Support for macOS Universal/fat binaries
kornelski opened this issue Β· 40 comments
macOS (and iOS) has a concept of universal binaries which contain code for multiple CPU architectures in the same file. Apple is migrating from x86_64 to aarch64 CPUs, so for the next few years it will be important for macOS developers to build "fat" binaries (executables and cdylibs).
Apple's Xcode has very helpful default behavior for this: when building in release mode, it automatically builds for both x86_64 and aarch64 together. In the debug mode, like Cargo, Xcode builds only the current native architecture.
Could cargo --release
on macOS hosts automatically build both x86_64-apple-darwin
and aarch64-apple-darwin
, and merge them into a single executable? Merging requires running lipo -create -output universalbinary intelbinary armbinary
.
I think it support for universal binaries should be built-in in Cargo:
- For the next 3-5 years it will be a necessary operation for every macOS release build.
- Cargo lacks support for general-purpose post-linking steps (#545). That issue has been in limbo for years, but arm64 (M1) Macs have already shipped, and support for Universal binaries is needed right now.
- Even if Cargo did have post-build steps, it would be chore to re-add the same necessary step to every project.
- There's a huge value in
cargo build --release
working for projects out of the box. Without building Universal binaries this becomes half-built, and insufficient for macOS developers.
Seems reasonable to me to support! Cargo already had (unstable) support to build multiple targets at once, and it sounds like that's almost exactly what this wants (with just one final step). I think the first step here would be for a proposal to be made followed by an unstable implementation.
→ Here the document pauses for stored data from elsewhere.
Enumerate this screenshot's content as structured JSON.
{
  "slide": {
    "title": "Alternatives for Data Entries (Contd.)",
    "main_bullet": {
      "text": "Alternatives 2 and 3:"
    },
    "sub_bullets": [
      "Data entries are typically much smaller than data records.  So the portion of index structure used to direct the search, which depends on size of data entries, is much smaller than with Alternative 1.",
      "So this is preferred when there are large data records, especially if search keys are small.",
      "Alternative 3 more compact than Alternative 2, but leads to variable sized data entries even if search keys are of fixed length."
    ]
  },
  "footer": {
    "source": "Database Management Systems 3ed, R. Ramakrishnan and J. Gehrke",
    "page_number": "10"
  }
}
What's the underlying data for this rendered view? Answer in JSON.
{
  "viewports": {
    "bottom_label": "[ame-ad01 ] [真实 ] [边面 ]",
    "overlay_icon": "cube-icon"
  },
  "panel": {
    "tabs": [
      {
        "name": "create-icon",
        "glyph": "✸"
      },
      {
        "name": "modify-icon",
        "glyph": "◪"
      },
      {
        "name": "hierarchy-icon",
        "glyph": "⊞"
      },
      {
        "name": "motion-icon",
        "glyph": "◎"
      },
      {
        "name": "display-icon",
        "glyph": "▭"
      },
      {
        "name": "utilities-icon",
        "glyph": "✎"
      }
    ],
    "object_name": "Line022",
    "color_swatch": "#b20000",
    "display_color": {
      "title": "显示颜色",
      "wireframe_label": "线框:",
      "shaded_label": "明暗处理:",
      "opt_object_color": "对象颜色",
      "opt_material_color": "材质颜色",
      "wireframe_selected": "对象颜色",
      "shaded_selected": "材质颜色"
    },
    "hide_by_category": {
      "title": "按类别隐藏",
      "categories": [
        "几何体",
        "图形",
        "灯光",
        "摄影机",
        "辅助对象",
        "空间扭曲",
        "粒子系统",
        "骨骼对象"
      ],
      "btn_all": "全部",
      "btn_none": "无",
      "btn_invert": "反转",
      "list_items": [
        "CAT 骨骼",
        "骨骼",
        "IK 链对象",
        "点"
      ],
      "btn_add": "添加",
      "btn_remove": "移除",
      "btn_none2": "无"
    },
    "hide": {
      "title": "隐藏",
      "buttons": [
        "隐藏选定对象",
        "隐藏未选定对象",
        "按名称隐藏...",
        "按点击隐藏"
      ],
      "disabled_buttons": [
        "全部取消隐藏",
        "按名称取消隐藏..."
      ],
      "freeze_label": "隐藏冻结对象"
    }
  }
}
To add to this, its seems currently when trying to link a universal binary it will fail with the following error:
failed to add native library [library path] file too small to be an archive
It would be nice if if I could just link towards a universal binary and cargo would be able to link it. This will probably have a lot more edge cases since there are multiple ways too link a library. Currently the alternative is to add a build step using lipo -thin
and while this isn't too bad it is a chore too keep re-adding that step.
Could
cargo --release
on macOS hostsβ¦
Can we also add a way to cross-compile to a macOS universal binary?
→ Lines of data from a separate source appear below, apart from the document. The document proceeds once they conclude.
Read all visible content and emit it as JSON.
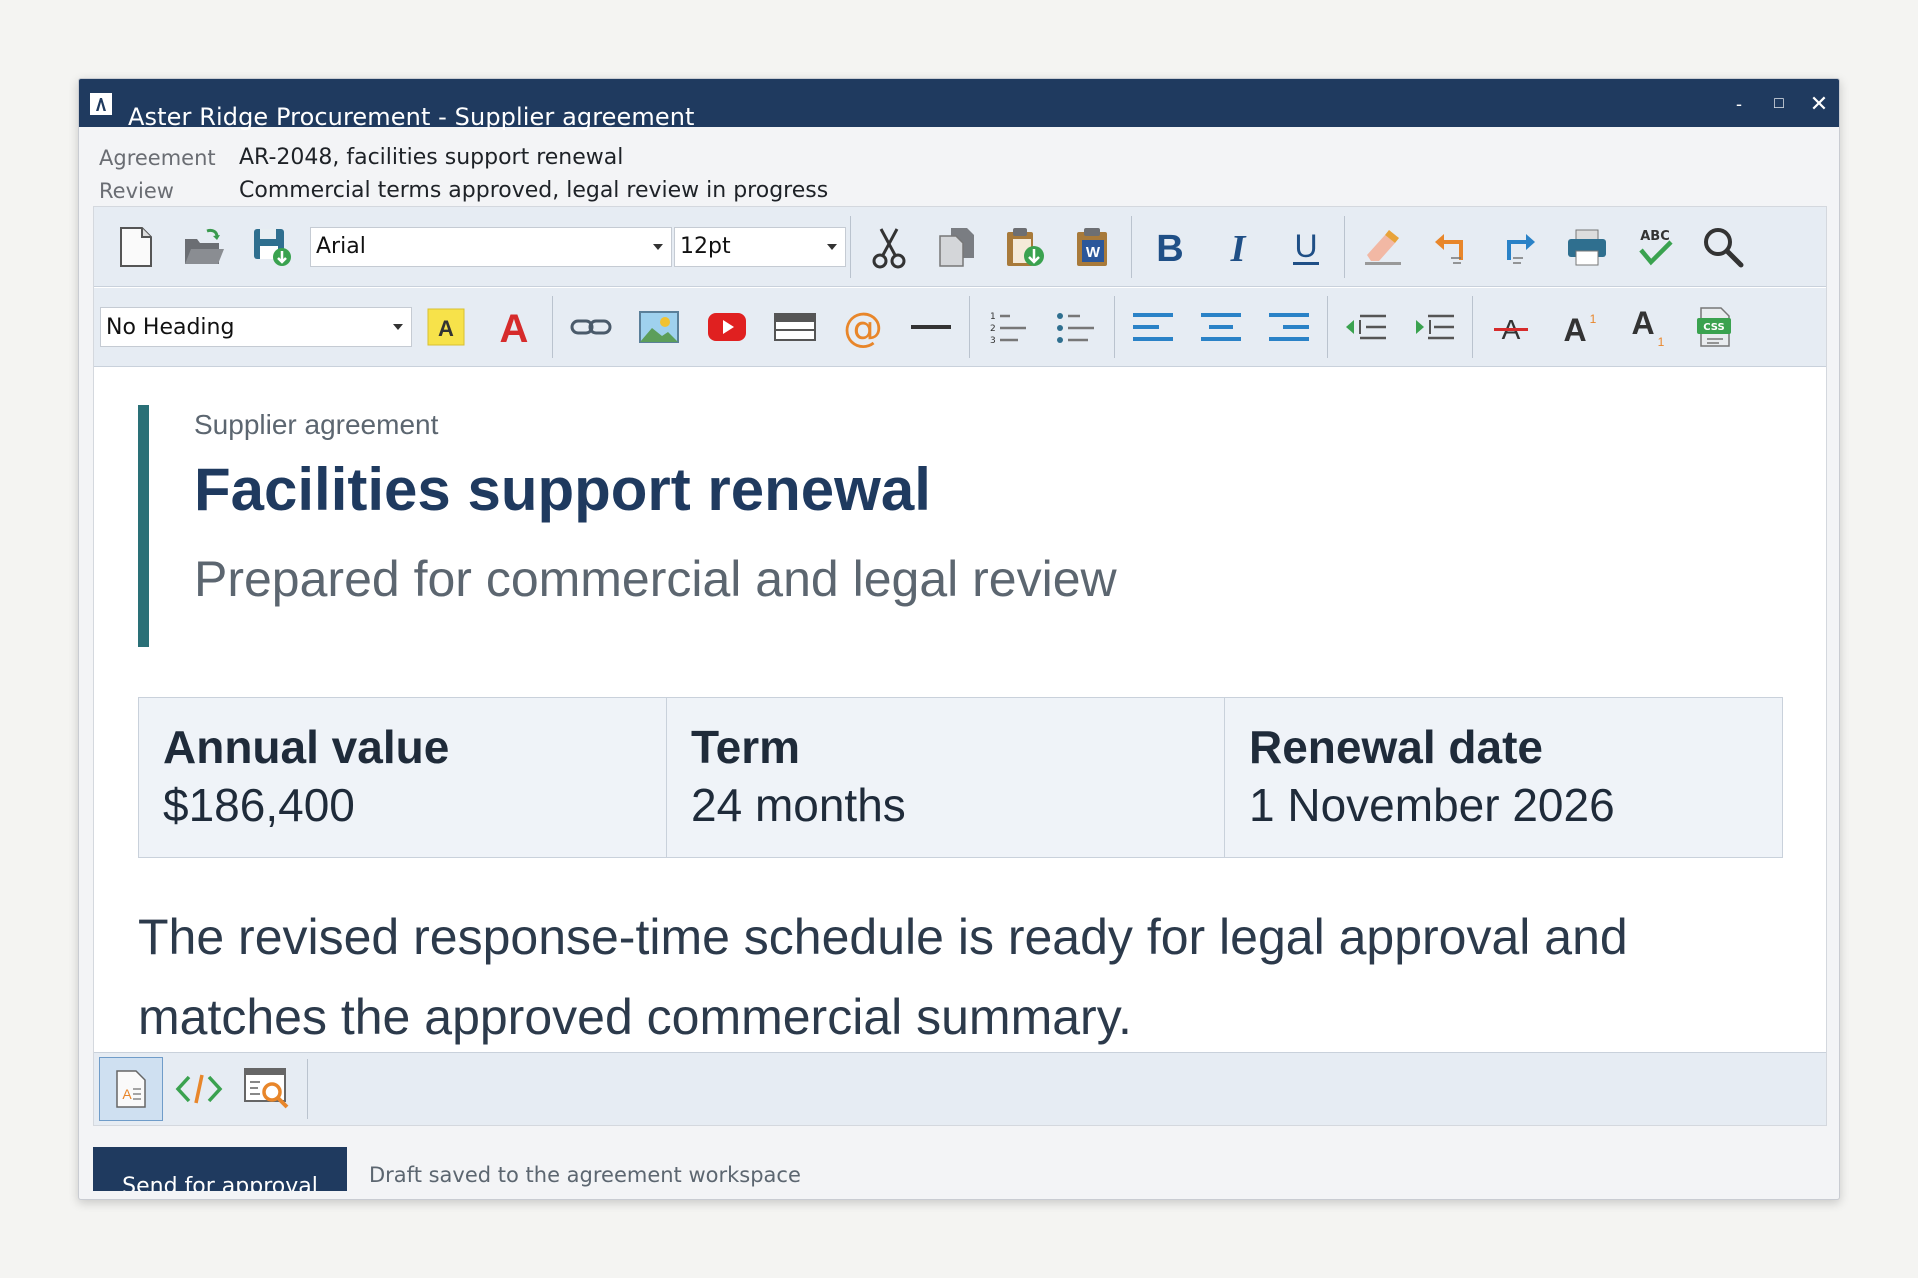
{
  "window": {
    "title": "Aster Ridge Procurement - Supplier agreement",
    "controls": {
      "minimize": "-",
      "maximize": "□",
      "close": "✕"
    }
  },
  "meta": {
    "agreement_label": "Agreement",
    "agreement_value": "AR-2048, facilities support renewal",
    "review_label": "Review",
    "review_value": "Commercial terms approved, legal review in progress"
  },
  "toolbar": {
    "font_family": "Arial",
    "font_size": "12pt",
    "heading_style": "No Heading",
    "highlight_letter": "A",
    "font_color_letter": "A",
    "spellcheck_label": "ABC",
    "css_label": "CSS"
  },
  "document": {
    "eyebrow": "Supplier agreement",
    "title": "Facilities support renewal",
    "subtitle": "Prepared for commercial and legal review",
    "facts": [
      {
        "label": "Annual value",
        "value": "$186,400"
      },
      {
        "label": "Term",
        "value": "24 months"
      },
      {
        "label": "Renewal date",
        "value": "1 November 2026"
      }
    ],
    "paragraph": "The revised response-time schedule is ready for legal approval and matches the approved commercial summary."
  },
  "status": {
    "primary_button": "Send for approval",
    "message": "Draft saved to the agreement workspace"
  },
  "colors": {
    "titlebar": "#1f3a5f",
    "accent_bar": "#2a7077",
    "heading": "#1f3a5f"
  }
}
I know of a few projects that build their macOS binaries on Linux - they would also want a way to build universal binaries.
Specifically:
- if their target is
x86_64-apple-darwin
, we can't change the output to a fat binary - If their target is
apple-darwin
, we might be able to change the output to a fat binary
Does specifying apple-darwin
actually do anything right now?
Is this issue about being able to link to fat libraries, or about producing fat libraries without having to manually call lipo post-build in cargo? Both are a problem, but the most pressing one is just being able to link against fat libraries without the "file too small to be an archive" error.
I've meant this as a feature request for building fat binaries. I think "failed to add native library" could be considered a bug/incompatibility, and handled separately.
@kornelski you can use cargo-lipo today to simplify the process, but you'll still be forced to link against thin libraries because of a long-time linker issue. The linker currently doesn't handle the fat library header correctly, which was a very annoying problem for iOS, but now I guess it's going to become an even bigger problem with macOS and the ARM transition. It was a problem for macOS when we still made fat libraries for intel 32-bit and 64-bit, but since 32-bit was dropped most macOS libraries have become thin libraries. This is no longer the case because of ARM64, so we'd really appreciate a fix for the linker as a first step to make this more pleasant :)
How to achieve this? In my opinion, it may require to build two binary files, and do some work after building is finished. Can we achieve this by adding a cargo script, to finish generating the output file after all binaries (in this case, same code but different target) are built?
How to achieve this? In my opinion, it may require to build two binary files, and do some work after building is finished. Can we achieve this by adding a cargo script, to finish generating the output file after all binaries (in this case, same code but different target) are built?
It is better to simply build once per architecture and then combine the single-arch binaries (thin) into a multi-arch binary (fat). See my previous answer for how it can be done today using cargo-lipo, but there is also a long-standing linker bug that prevents linking against fat libraries.
I support this proposal and think that cargo build --release
should build for the same targets as xcodebuild -configuration Release
does on its stable version. Since Xcode 12.2, this is x86_64 and arm64.
Xcode 12.2 and later automatically adds the arm64 architecture to the list of standard architectures for all macOS binaries, including apps and libraries. During the debugging and testing process, Xcode builds only for the current system architecture by default. However, it automatically builds a universal binary for the release version of your code.
At some point Xcode will remove x86_64 from their list of standard release architectures, and at that point (or a certain period after) cargo build --release
should be updated to reflect that and only build for arm64.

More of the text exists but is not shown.